New Diagnostic Technique Could Improve Accuracy and Affordability of Early-Stage HIV Testing
A new blood screening technique known as "pooling" is able to accurately identify HIV infections in the early stages that are often missed by standard tests, according to a study appearing in today's edition of the Journal of the American Medical Association, Reuters Health reports. The pooling technique caught four cases of acute HIV infection missed by standard testing in a study of more than 8,000 people. Prior to the advent of pooling, HIV RNA PCR was the best way to test for early-stage HIV infection. However, the PCR test is expensive and has "limited" accuracy. During pooling, large numbers of samples can be screened by combining small amounts from up to 90 specimens in one large specimen to be screened for HIV. If the pool tests negative, all of the samples are clear. If the pool tests positive, the samples are then individually tested until the positive sample is isolated. The study's lead author, Dr. Christopher Pilcher of the University of North Carolina-Chapel Hill, noted that the pooling process improves on the accuracy of the PCR test because a sample will have been tested twice before it is definitively declared positive.
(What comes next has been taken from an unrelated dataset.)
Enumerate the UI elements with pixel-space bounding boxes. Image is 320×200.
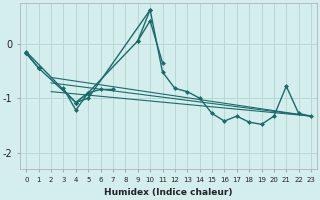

Cheaper Blood Tests Prove Effective, Could Provide Cost-Effective Option for Developing Nations
In related news, several inexpensive blood tests used to monitor HIV infection have been found to work just as well as their more expensive counterparts and could provide a
cost-effective option for tracking HIV infection in patients in developing nations, Reuters Health reports. Two studies evaluating the effectiveness of inexpensive blood tests were presented Monday at the XIV International AIDS Conference in Barcelona, Spain. In one study, CDC researchers evaluated a technique known as panleucogating (PLG), which measures CD4+ T cells to determine the strength of a patient's immune system. The researchers compared PLG, which costs less than $5, with the standard $20 FACSCount test and found that the PLG results "correlated closely" with the FACSCount tests. The PLG test worked better than the other tests on samples of blood that had been taken three days prior to screening. In another study, Dr. Robert Downing, head of the CDC's laboratories in Uganda, evaluated a new test that measures blood levels of reverse transcriptase, an enzyme produced by HIV that correlates to viral load. The test, which costs $30, was compared with the standard RNA viral load test, which costs $150. Downing said that in preliminary experiments the new reverse transcriptase test "was as good as the standard assay" for measuring trends in viral load over time for patients on antiretroviral treatment. However, the new test did not detect HIV in two of the 13 specimens reported as having a high viral load (Pincock, Reuters Health, 7/8).